Homélie du cardinal André Vingt-Trois - Messe à Notre-Dame d’Auteuil – Solennité du St Sacrement du Corps et du Sang du Christ – Année C
Dimanche 2 juin 2013 - ND d’Auteuil (Paris XVIe)
En invitant les douze à donner eux-mêmes à manger à la foule affamée dans le désert, Jésus nous fait comprendre que nos seules forces n’y parviendront pas si sa puissance ne vient pas en aide à notre faiblesse. L’eucharistie est le lieu privilégié où cette puissance est communiquée à son Église.
– Gn 14, 18-20 ; Ps 109, 1-4 ; 1 Co 11, 23-26 ; Lc 9, 11b-17
Frères et Sœurs,
En multipliant les pains pour cette foule venue l’écouter dans le désert, Jésus pose un signe qui n’est pas simplement extraordinaire, mais qui nous indique ce qu’il développera au moment de la multiplication des pains dans le discours sur le Pain de Vie : il est lui-même la source de la vie.
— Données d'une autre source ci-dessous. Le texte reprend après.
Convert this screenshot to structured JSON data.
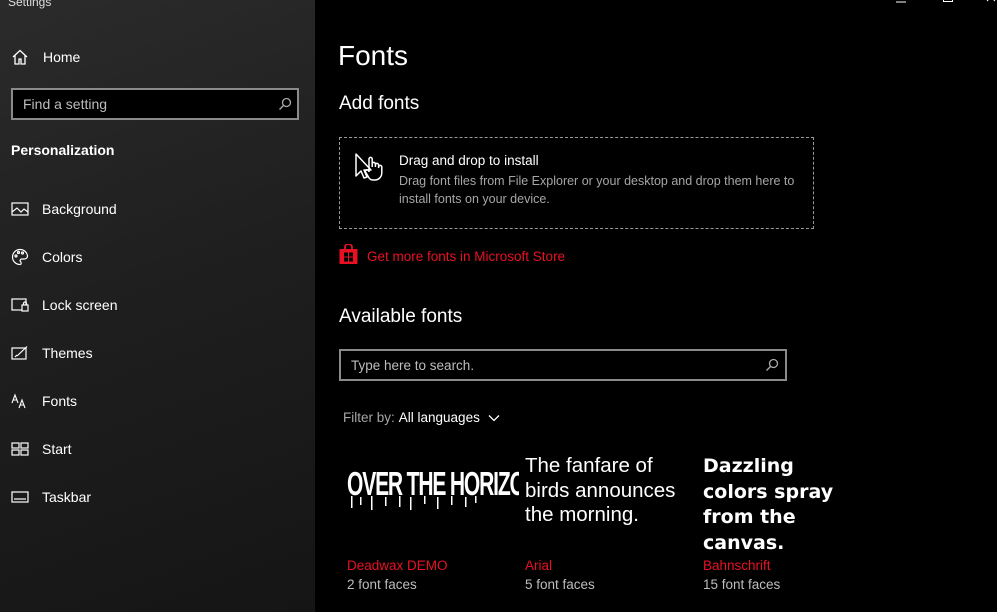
{
  "window": {
    "title": "Settings"
  },
  "sidebar": {
    "home_label": "Home",
    "search_placeholder": "Find a setting",
    "section_heading": "Personalization",
    "items": [
      {
        "label": "Background",
        "icon": "picture-icon"
      },
      {
        "label": "Colors",
        "icon": "palette-icon"
      },
      {
        "label": "Lock screen",
        "icon": "lock-screen-icon"
      },
      {
        "label": "Themes",
        "icon": "themes-icon"
      },
      {
        "label": "Fonts",
        "icon": "fonts-icon"
      },
      {
        "label": "Start",
        "icon": "start-icon"
      },
      {
        "label": "Taskbar",
        "icon": "taskbar-icon"
      }
    ]
  },
  "main": {
    "title": "Fonts",
    "add_fonts": {
      "heading": "Add fonts",
      "drop_title": "Drag and drop to install",
      "drop_description": "Drag font files from File Explorer or your desktop and drop them here to install fonts on your device.",
      "store_link": "Get more fonts in Microsoft Store"
    },
    "available": {
      "heading": "Available fonts",
      "search_placeholder": "Type here to search.",
      "filter_prefix": "Filter by:",
      "filter_value": "All languages",
      "fonts": [
        {
          "preview": "OVER THE HORIZO...",
          "name": "Deadwax DEMO",
          "faces": "2 font faces"
        },
        {
          "preview": "The fanfare of birds announces the morning.",
          "name": "Arial",
          "faces": "5 font faces"
        },
        {
          "preview": "Dazzling colors spray from the canvas.",
          "name": "Bahnschrift",
          "faces": "15 font faces"
        }
      ]
    }
  },
  "colors": {
    "accent": "#e81123",
    "sidebar_bg": "#1f1f1f",
    "main_bg": "#000000",
    "secondary_text": "#a6a6a6"
  }
}
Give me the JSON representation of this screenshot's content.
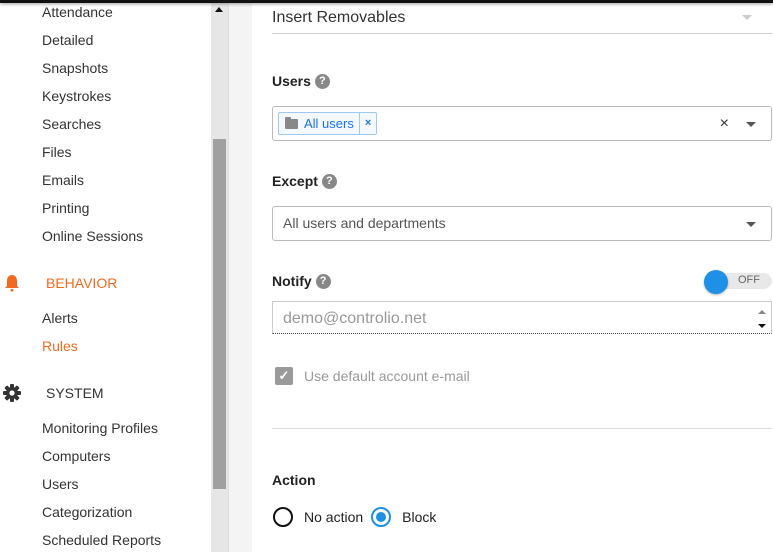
{
  "sidebar": {
    "reports_items": [
      {
        "label": "Attendance"
      },
      {
        "label": "Detailed"
      },
      {
        "label": "Snapshots"
      },
      {
        "label": "Keystrokes"
      },
      {
        "label": "Searches"
      },
      {
        "label": "Files"
      },
      {
        "label": "Emails"
      },
      {
        "label": "Printing"
      },
      {
        "label": "Online Sessions"
      }
    ],
    "behavior": {
      "label": "BEHAVIOR",
      "icon": "bell-icon",
      "items": [
        {
          "label": "Alerts",
          "active": false
        },
        {
          "label": "Rules",
          "active": true
        }
      ]
    },
    "system": {
      "label": "SYSTEM",
      "icon": "gear-icon",
      "items": [
        {
          "label": "Monitoring Profiles"
        },
        {
          "label": "Computers"
        },
        {
          "label": "Users"
        },
        {
          "label": "Categorization"
        },
        {
          "label": "Scheduled Reports"
        }
      ]
    }
  },
  "form": {
    "rule_type": {
      "value": "Insert Removables"
    },
    "users": {
      "label": "Users",
      "help": "?",
      "tags": [
        {
          "label": "All users",
          "remove": "×"
        }
      ],
      "clear": "×"
    },
    "except": {
      "label": "Except",
      "help": "?",
      "placeholder": "All users and departments"
    },
    "notify": {
      "label": "Notify",
      "help": "?",
      "toggle_state": "OFF",
      "email_value": "demo@controlio.net",
      "use_default_label": "Use default account e-mail",
      "use_default_checked": true
    },
    "action": {
      "label": "Action",
      "options": [
        {
          "label": "No action",
          "selected": false
        },
        {
          "label": "Block",
          "selected": true
        }
      ]
    }
  },
  "colors": {
    "accent_orange": "#f26a21",
    "accent_blue": "#1e90e6"
  }
}
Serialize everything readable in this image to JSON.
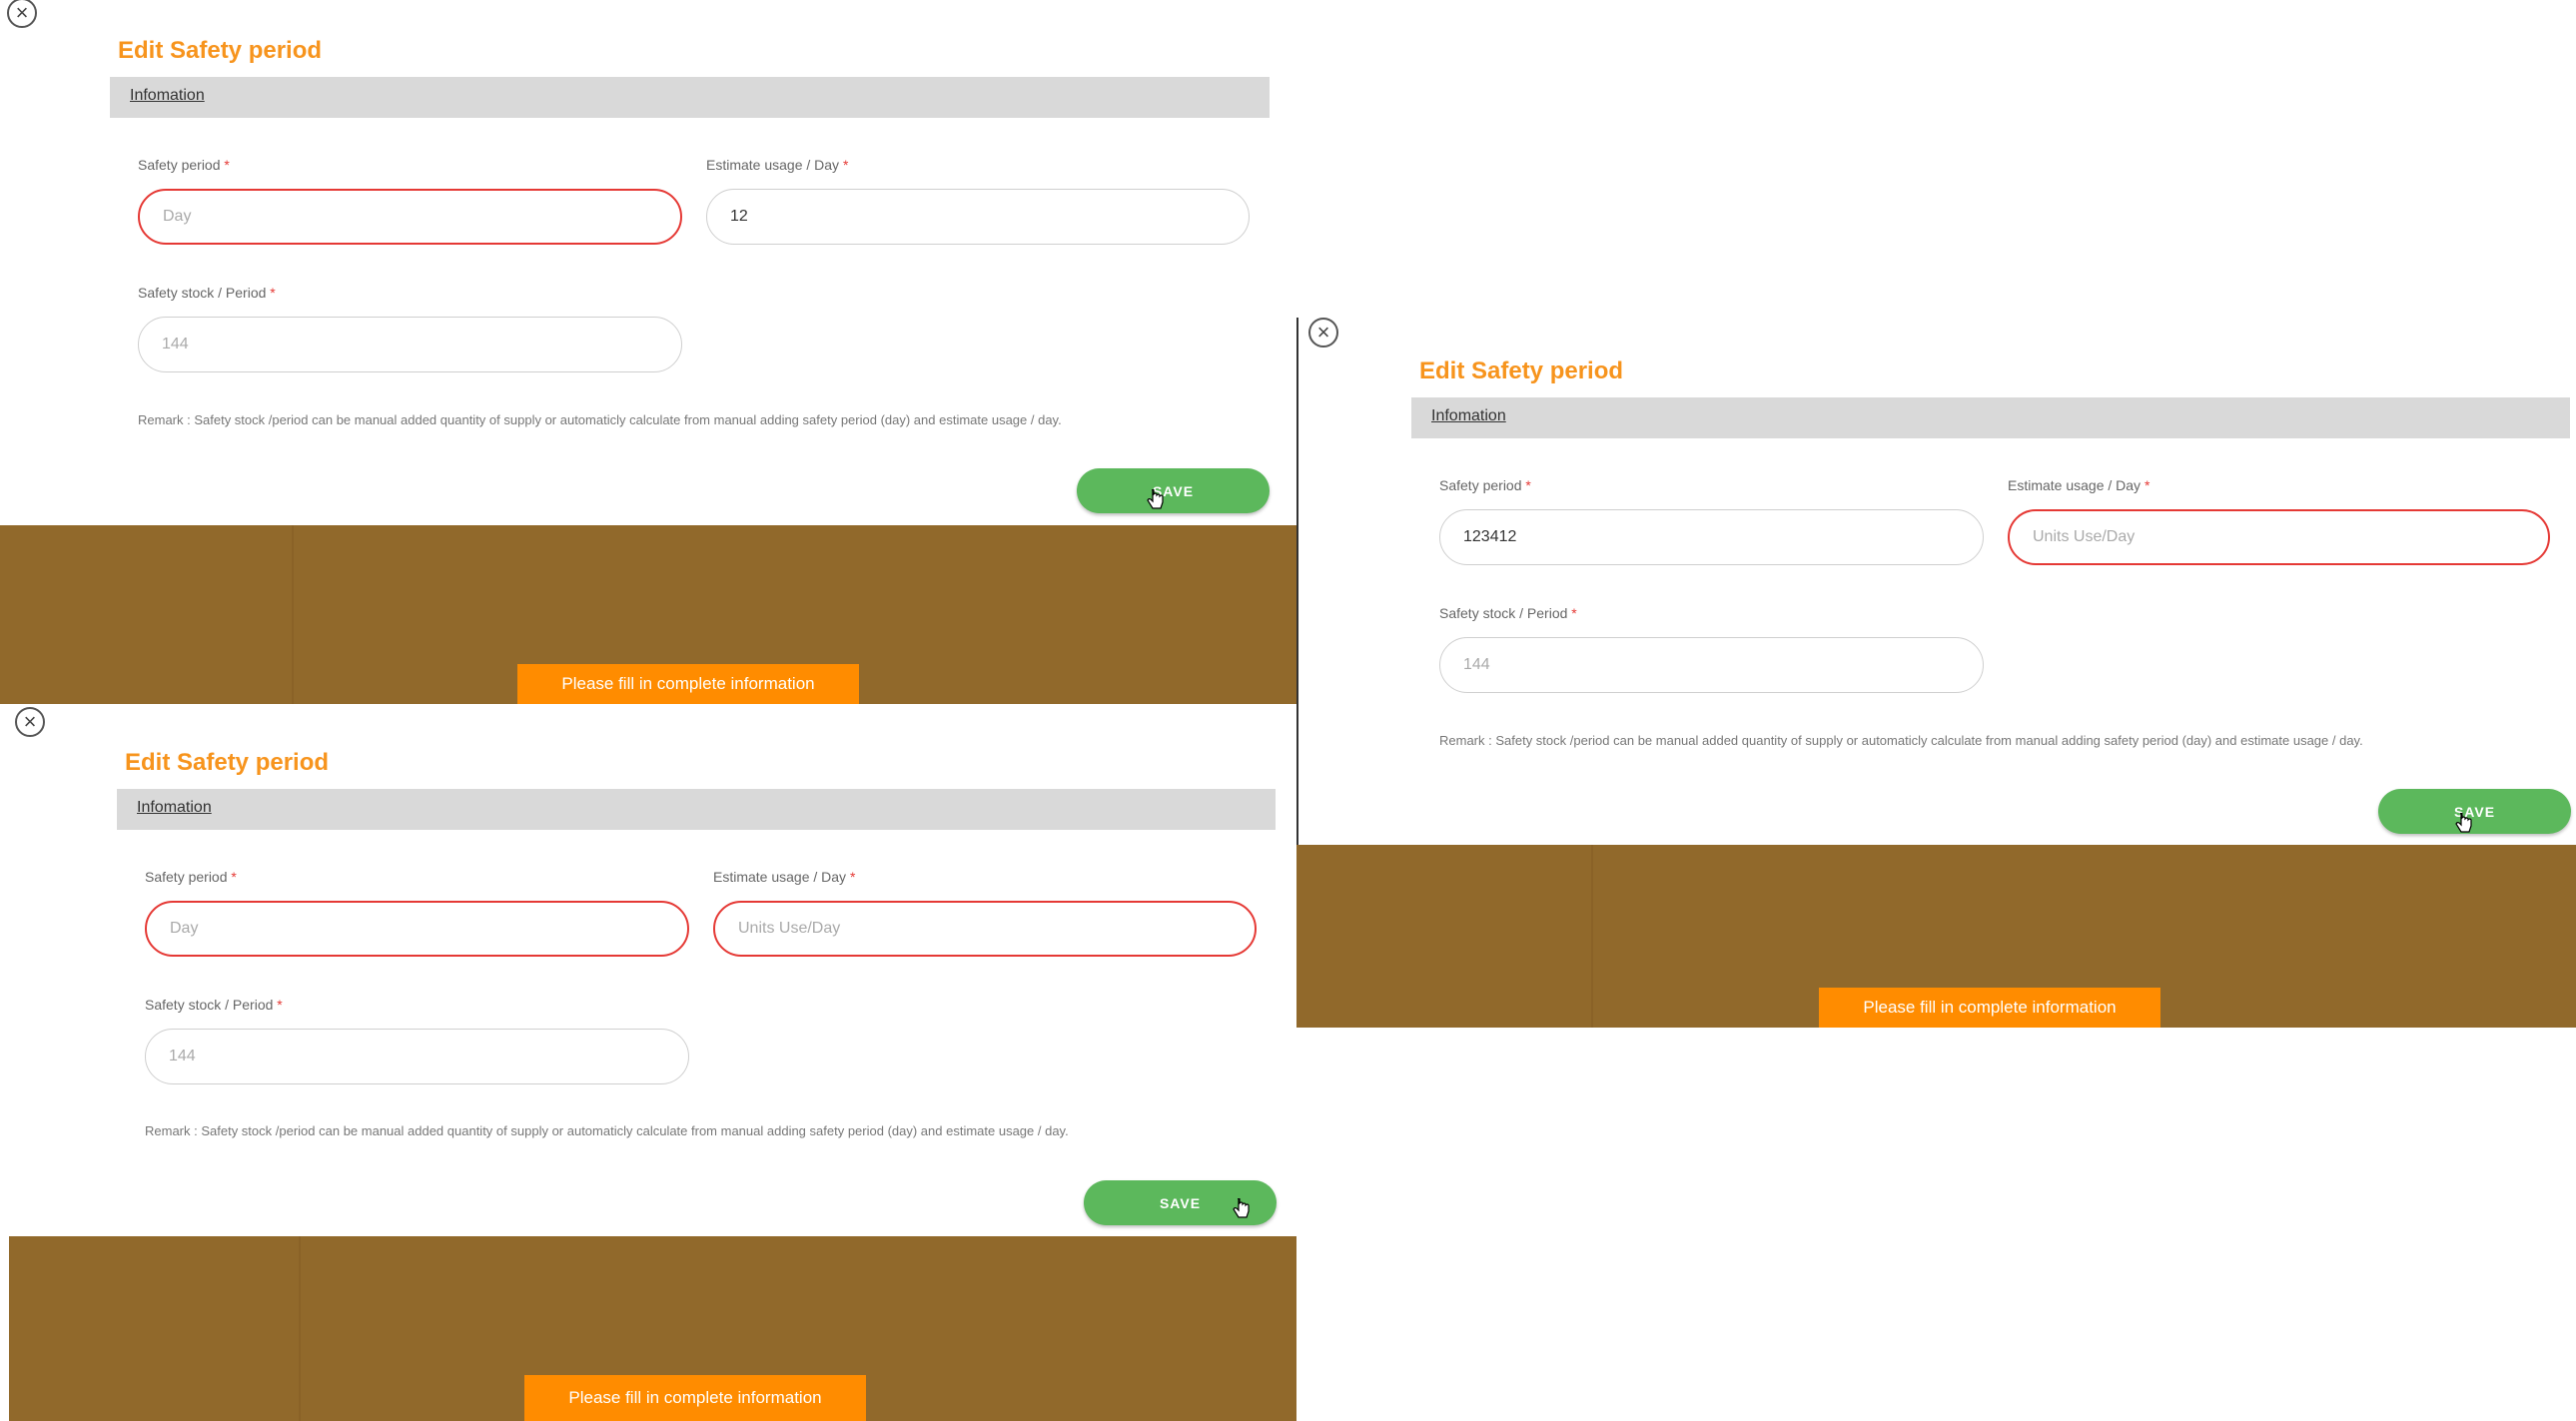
{
  "toast_text": "Please fill in complete information",
  "dialogs": [
    {
      "title": "Edit Safety period",
      "tab": "Infomation",
      "close_icon": "close-circle-icon",
      "safety_period_label": "Safety period",
      "estimate_label": "Estimate usage / Day",
      "stock_label": "Safety stock / Period",
      "required_mark": "*",
      "safety_period_placeholder": "Day",
      "safety_period_value": "",
      "estimate_placeholder": "",
      "estimate_value": "12",
      "stock_placeholder": "144",
      "remark": "Remark : Safety stock /period can be manual added quantity of supply or automaticly calculate from manual adding safety period (day) and estimate usage / day.",
      "save_label": "SAVE"
    },
    {
      "title": "Edit Safety period",
      "tab": "Infomation",
      "close_icon": "close-circle-icon",
      "safety_period_label": "Safety period",
      "estimate_label": "Estimate usage / Day",
      "stock_label": "Safety stock / Period",
      "required_mark": "*",
      "safety_period_placeholder": "",
      "safety_period_value": "123412",
      "estimate_placeholder": "Units Use/Day",
      "estimate_value": "",
      "stock_placeholder": "144",
      "remark": "Remark : Safety stock /period can be manual added quantity of supply or automaticly calculate from manual adding safety period (day) and estimate usage / day.",
      "save_label": "SAVE"
    },
    {
      "title": "Edit Safety period",
      "tab": "Infomation",
      "close_icon": "close-circle-icon",
      "safety_period_label": "Safety period",
      "estimate_label": "Estimate usage / Day",
      "stock_label": "Safety stock / Period",
      "required_mark": "*",
      "safety_period_placeholder": "Day",
      "safety_period_value": "",
      "estimate_placeholder": "Units Use/Day",
      "estimate_value": "",
      "stock_placeholder": "144",
      "remark": "Remark : Safety stock /period can be manual added quantity of supply or automaticly calculate from manual adding safety period (day) and estimate usage / day.",
      "save_label": "SAVE"
    }
  ],
  "colors": {
    "title": "#f7941d",
    "save": "#5cb85c",
    "error_border": "#e53935",
    "toast": "#ff8c00",
    "backdrop": "#91692b"
  }
}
En nourrissant cette foule, il ne fait pas que venir au secours d’une étape éprouvante en apaisant la faim immédiate de ces personnes, il pose un signe qui manifeste qu’il est venu pour donner la vie au monde et pour apaiser toutes les faims de l’humanité. L’évangile de saint Luc nous dit que cette foule était rassemblée au désert et nous devons, évidemment, nous demander aujourd’hui quels sont les déserts des hommes, quels sont les lieux, les temps de l’existence des hommes où ils sont égarés, isolés, sans ressource, sans moyen de vivre, sans moyen de surmonter les difficultés de l’existence. Ces déserts de l’existence humaine nous en avons quotidiennement des échos à travers les informations du monde entier, nous en avons des témoignages dans la population qui nous entoure, nous en avons des expériences dans notre propre existence, si bien que, à travers cette situation de la foule affamée dans le désert, nous pouvons reconnaître la situation de notre humanité et nous trouver confrontés à la question centrale de notre foi chrétienne : d’où croyons-nous, d’où pensons-nous que pourra venir le secours pour cette humanité ?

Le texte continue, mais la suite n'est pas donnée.